Eurowings-Maschinen am Flughafen in Hamburg. | dpa

"Massive Streikschäden" Eurowings kippt Wachstumspläne

Stand: 18.10.2022 16:24 Uhr

Als Reaktion auf den Pilotenstreik will Eurowings im kommenden Jahr weniger Maschinen in die Flotte nehmen als bislang geplant. Auch den Aufbau neuer Stellen stoppt das Tochterunternehmen der Lufthansa.

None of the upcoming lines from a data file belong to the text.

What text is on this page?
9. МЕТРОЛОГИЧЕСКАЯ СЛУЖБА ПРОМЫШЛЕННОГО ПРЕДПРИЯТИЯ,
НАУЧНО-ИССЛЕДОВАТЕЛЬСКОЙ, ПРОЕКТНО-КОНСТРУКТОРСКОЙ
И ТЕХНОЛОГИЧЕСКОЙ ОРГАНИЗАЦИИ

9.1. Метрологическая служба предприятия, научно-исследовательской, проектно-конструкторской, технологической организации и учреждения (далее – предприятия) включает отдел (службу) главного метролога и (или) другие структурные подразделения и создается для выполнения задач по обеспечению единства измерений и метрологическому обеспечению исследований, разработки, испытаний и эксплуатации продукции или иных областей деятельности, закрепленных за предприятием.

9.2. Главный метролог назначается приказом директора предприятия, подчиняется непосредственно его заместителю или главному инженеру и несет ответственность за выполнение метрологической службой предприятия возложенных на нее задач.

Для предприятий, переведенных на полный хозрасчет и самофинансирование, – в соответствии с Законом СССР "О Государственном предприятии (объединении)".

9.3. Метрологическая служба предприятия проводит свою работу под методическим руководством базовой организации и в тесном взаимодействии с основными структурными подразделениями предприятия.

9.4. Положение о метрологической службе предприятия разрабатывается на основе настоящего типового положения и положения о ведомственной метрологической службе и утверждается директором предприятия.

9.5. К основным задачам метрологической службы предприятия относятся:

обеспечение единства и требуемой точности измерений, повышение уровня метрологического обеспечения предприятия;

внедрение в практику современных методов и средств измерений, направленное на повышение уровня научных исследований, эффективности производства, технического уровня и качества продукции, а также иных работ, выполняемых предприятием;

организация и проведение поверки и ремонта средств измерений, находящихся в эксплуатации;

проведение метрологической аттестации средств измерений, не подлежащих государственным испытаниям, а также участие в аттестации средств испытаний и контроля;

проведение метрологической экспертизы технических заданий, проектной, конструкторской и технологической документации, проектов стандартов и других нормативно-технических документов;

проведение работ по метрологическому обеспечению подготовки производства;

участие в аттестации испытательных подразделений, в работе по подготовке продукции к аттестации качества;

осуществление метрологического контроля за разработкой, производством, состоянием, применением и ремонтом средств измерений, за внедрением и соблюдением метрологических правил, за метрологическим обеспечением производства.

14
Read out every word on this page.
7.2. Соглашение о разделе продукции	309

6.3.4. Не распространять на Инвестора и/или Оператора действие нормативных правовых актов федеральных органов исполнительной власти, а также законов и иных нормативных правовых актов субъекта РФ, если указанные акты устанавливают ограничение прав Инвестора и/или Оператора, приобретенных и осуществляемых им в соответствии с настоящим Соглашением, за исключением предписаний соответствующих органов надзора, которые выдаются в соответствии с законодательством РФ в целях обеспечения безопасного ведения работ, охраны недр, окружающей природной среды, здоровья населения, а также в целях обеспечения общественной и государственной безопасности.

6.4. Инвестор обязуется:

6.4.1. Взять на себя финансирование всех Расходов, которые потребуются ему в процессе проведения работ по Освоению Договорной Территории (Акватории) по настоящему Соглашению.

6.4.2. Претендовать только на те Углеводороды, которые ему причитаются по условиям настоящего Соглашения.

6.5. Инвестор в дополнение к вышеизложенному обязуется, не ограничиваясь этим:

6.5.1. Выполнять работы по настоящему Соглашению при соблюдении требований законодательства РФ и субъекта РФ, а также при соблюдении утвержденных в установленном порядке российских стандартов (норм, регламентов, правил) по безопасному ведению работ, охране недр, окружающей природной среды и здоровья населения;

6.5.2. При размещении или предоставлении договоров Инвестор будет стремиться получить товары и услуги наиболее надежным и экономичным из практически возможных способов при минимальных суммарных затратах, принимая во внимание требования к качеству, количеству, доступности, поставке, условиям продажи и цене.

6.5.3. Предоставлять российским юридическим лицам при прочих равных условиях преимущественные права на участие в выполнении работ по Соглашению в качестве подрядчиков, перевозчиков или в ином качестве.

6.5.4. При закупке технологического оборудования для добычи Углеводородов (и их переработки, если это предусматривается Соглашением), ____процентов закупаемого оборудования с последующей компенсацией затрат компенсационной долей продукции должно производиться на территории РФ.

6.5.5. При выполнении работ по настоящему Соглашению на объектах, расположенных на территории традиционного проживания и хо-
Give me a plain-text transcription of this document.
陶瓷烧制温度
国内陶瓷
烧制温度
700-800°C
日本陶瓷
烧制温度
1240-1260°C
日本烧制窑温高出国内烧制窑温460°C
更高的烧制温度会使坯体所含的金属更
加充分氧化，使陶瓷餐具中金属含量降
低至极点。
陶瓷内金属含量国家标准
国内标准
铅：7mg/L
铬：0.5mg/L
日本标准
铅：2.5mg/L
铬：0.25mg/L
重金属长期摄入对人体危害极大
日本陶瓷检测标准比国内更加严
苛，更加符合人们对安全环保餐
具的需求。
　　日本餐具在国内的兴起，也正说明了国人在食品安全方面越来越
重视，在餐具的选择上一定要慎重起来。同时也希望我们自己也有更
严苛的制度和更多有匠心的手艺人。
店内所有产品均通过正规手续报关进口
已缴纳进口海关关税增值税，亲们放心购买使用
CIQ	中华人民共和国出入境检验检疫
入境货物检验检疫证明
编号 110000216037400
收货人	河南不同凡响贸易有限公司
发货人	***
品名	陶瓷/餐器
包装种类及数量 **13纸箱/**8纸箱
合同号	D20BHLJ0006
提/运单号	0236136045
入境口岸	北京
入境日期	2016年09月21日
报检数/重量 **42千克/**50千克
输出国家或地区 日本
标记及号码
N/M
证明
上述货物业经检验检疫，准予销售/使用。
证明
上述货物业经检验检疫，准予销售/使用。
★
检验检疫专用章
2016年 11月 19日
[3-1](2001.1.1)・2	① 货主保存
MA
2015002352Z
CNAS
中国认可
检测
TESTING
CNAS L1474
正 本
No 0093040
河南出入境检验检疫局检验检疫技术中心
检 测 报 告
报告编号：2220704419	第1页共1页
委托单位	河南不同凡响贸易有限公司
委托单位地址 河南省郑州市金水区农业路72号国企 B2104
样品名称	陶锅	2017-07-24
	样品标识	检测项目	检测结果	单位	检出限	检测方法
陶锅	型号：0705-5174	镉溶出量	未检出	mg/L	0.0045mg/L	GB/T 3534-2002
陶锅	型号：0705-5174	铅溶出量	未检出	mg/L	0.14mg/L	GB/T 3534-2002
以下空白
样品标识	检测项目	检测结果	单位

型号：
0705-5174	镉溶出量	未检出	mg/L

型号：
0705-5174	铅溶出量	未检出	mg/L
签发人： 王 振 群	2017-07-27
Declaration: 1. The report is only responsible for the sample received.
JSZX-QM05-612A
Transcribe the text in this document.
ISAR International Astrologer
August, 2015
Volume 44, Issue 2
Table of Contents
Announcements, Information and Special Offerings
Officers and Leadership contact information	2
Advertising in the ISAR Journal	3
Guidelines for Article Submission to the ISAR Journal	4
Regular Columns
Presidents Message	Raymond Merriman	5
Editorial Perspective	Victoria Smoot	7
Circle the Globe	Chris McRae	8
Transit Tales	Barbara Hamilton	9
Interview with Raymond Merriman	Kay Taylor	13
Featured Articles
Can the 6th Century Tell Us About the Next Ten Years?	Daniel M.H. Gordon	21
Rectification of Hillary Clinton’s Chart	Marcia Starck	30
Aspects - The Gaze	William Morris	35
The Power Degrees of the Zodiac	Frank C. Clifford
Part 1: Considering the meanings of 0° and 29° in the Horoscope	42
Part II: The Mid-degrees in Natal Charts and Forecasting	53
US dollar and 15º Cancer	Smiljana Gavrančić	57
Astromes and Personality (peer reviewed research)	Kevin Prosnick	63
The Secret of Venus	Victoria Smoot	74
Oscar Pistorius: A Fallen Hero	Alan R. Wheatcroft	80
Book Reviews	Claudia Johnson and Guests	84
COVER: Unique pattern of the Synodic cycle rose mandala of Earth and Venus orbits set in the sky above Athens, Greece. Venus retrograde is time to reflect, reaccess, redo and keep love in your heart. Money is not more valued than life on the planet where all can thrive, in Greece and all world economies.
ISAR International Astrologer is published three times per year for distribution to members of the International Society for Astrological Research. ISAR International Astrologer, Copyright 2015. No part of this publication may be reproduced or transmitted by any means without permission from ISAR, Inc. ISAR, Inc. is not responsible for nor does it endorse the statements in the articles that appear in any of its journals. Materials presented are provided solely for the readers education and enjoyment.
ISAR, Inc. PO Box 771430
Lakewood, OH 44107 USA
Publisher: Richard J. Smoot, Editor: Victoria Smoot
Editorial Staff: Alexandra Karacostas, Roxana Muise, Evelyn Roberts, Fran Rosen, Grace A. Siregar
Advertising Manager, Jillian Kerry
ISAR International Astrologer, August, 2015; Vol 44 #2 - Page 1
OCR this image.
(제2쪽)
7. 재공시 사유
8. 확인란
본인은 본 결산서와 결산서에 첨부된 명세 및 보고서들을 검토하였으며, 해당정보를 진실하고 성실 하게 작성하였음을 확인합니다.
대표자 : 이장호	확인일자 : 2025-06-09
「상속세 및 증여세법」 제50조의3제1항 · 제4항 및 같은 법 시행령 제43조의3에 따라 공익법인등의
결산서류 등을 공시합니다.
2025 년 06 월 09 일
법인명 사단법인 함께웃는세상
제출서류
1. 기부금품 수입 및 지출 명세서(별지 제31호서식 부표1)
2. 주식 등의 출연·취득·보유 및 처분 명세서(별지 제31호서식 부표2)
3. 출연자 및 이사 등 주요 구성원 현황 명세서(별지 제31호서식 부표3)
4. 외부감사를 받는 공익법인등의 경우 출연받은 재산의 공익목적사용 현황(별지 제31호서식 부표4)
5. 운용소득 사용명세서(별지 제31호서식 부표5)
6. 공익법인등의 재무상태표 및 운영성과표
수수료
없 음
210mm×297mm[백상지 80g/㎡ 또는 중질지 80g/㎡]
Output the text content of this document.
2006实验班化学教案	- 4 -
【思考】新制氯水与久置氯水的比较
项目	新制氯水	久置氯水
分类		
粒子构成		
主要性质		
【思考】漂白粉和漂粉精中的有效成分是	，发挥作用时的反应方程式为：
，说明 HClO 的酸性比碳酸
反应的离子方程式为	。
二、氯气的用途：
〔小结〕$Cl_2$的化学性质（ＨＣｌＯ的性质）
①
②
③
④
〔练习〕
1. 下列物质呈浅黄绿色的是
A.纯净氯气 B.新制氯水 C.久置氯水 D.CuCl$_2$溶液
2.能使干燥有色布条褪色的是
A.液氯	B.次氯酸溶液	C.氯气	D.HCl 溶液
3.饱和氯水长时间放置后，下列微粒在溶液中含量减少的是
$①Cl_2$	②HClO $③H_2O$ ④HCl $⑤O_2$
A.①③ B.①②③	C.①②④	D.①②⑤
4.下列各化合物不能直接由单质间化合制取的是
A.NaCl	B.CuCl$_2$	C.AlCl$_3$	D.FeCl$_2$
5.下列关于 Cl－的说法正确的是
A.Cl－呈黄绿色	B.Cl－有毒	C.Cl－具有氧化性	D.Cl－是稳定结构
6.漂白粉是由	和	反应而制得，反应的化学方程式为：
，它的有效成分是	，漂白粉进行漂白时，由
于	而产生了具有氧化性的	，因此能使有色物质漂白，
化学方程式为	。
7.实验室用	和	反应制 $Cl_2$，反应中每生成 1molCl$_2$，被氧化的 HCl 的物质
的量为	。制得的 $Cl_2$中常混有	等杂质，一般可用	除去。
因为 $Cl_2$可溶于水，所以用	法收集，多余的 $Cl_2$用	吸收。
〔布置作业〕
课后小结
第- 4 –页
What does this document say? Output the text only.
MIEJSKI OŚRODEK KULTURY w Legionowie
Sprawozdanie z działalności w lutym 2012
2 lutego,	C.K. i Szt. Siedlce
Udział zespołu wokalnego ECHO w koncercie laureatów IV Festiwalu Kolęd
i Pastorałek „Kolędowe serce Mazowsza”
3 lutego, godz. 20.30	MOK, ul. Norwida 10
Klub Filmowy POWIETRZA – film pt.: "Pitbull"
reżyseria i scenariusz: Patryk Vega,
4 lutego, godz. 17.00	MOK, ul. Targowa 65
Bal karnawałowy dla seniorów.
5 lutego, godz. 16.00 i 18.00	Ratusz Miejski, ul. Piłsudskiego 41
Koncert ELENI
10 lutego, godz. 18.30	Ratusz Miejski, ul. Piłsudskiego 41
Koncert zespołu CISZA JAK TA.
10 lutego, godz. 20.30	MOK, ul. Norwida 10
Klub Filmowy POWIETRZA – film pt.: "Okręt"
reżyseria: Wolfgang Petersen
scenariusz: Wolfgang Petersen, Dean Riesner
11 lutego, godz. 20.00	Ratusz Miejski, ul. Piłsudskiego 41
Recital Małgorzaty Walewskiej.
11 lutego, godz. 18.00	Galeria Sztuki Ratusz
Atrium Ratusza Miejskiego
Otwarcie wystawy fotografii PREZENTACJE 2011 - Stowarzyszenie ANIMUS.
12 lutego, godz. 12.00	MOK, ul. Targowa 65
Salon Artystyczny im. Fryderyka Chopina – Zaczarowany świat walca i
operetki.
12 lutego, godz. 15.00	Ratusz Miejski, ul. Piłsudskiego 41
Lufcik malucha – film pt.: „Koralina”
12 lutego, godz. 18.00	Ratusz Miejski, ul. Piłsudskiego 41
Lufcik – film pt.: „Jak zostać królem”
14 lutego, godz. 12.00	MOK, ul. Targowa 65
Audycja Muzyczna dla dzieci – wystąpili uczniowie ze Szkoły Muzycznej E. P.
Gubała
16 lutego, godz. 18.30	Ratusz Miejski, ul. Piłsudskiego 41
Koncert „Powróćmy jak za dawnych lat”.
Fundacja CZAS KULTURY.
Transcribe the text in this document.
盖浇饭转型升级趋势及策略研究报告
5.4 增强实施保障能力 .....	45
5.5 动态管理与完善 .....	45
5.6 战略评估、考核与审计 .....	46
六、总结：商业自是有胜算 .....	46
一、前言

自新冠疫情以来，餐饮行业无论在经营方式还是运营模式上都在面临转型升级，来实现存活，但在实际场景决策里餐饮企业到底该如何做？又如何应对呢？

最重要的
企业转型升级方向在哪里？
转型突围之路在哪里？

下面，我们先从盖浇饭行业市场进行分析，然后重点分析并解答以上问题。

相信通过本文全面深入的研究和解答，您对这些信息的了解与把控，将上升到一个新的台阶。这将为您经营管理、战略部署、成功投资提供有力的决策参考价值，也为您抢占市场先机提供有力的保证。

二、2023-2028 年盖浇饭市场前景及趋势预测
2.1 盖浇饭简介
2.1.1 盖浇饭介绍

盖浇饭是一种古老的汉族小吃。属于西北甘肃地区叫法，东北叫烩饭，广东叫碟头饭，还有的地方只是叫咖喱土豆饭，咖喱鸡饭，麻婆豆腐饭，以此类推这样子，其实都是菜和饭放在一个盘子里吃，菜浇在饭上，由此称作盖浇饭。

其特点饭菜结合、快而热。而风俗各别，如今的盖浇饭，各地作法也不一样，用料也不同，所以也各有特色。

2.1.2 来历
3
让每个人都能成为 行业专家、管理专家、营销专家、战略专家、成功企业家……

Die Lufthansa-Tochter Eurowings stoppt Pläne zum Ausbau des Flugbetriebs in Deutschland und beruft sich dabei auf die Folgen des Pilotenstreiks. Die für das kommende Jahr geplante Flottenstärke von 81 Flugzeugen werde zunächst um fünf verringert, teilte das Unternehmen mit. Auch werde der geplante Aufbau von mindestens 200 weiteren Stellen bei Eurowings Deutschland im Cockpit und in der Kabine mit sofortiger Wirkung gestoppt. Grund seien "massive Streikschäden".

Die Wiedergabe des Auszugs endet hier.